Schaffer v. Wolbe

148 S.E.2d 437 | Ga. Ct. App. | 1966

113 Ga. App. 448 (1966)
148 S.E.2d 437

SCHAFFER
v.
WOLBE.

41797.

Court of Appeals of Georgia.

Argued February 7, 1966.
Decided April 5, 1966.

Fine & Rolader, A. J. Block, Jr., for appellant.

Huie, Etheridge & Harland, W. Stell Huie, for appellee.

*451 FRANKUM, Judge.

1. The only contentions of the appellant on this appeal are that the contract sued on is too vague and *449 indefinite to be enforced, that it lacks mutuality and consequently is unenforceable, and that the petition fails to allege facts showing that the defendant acted in bad faith so as to entitle the plaintiff to a judgment for the expenses of litigation and attorney's fees. Insofar as the first two contentions are concerned this case is controlled adversely to those contentions by the principles enunciated in Spindel v. National Homes Corp., 110 Ga. App. 12 (137 SE2d 724). As was there said: "While a promise may be a mere nudum pactum when made because it is lacking in mutuality, it may become binding on the promisor when the promisee furnishes the consideration contemplated by the promise. . . The test of mutuality in contracts is to be applied at the time the contract is to be enforced, and if the promisee has accomplished the object contemplated by the promise or offer by doing what was contemplated, thereby the promise is rendered valid and binding. Retailers Service Bureau v. Newman, Frierson &c. Co., 40 Ga. App. 185 (2) (149 S.E. 89)." There is a distinction between a contract made by the giving of a promise for a promise which must, in order to be enforceable, be mutually binding, and a contract effected by an offer which the offeror contemplates may be accepted by the doing of some act, in which latter case the offeror does not become bound to perform his part of the bargain until the offer has done the thing intended to be done as an acceptance. The contract alleged in this case is clearly of the latter class. The contract sued on in this case, having been performed by the plaintiff, was neither so vague and indefinite nor so lacking in mutuality as to be unenforceable, and the trial judge did not err in overruling the general demurrers.

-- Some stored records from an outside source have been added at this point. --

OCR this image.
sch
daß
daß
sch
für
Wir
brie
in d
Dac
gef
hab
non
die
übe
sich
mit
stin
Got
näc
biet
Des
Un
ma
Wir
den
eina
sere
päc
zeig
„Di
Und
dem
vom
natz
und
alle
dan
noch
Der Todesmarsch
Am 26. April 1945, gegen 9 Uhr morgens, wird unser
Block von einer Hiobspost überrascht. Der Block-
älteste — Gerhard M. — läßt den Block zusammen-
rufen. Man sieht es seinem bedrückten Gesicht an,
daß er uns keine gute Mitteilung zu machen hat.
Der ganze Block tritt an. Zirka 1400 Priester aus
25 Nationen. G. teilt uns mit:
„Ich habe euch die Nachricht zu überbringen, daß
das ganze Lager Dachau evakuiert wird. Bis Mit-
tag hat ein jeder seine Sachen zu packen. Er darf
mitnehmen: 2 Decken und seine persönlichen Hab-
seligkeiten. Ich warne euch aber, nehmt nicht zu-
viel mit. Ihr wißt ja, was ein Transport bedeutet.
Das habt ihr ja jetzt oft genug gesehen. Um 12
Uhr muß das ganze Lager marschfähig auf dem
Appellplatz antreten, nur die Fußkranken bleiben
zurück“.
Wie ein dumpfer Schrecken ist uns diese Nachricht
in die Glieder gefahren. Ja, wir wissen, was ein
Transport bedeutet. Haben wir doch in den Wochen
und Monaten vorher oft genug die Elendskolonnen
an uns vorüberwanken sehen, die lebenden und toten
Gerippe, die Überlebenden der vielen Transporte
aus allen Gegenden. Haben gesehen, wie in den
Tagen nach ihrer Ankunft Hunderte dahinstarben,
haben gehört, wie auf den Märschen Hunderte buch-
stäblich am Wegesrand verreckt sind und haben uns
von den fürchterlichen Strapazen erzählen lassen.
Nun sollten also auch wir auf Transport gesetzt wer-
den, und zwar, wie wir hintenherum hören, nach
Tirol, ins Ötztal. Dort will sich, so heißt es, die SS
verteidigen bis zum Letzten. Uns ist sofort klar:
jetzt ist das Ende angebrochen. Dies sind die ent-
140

2. With respect to the other contention of the appellant, the case of Edwards-Warren Tire Co. v. Coble, 102 Ga. App. 106, 111 (115 SE2d 852), controls. As was there said, in effect, bad faith involves actual or constructive fraud or a design to mislead or deceive another, or a neglect or a refusal to fulfill some duty or some contractual obligation, not prompted by an honest mistake, but prompted by some sinister motive. The allegations of the petition with respect to the acts of the defendant in concealing from the plaintiff the fact that a commission had been received from the sale in question would, if proved, authorize a jury to infer that the defendant *450 acted from an interested motive not prompted by an honest mistake as to his rights, and that in so concealing from the plaintiff the fact that a commission had been earned on the sale he had a design to mislead or deceive the plaintiff so as to avoid an existing contractual obligation to the plaintiff, and that such acts amounted to an actual or constructive fraud on the plaintiff.

3. The court did not err in overruling any of the grounds of demurrer.

Judgment affirmed. Felton, C. J., and Pannell, J., concur.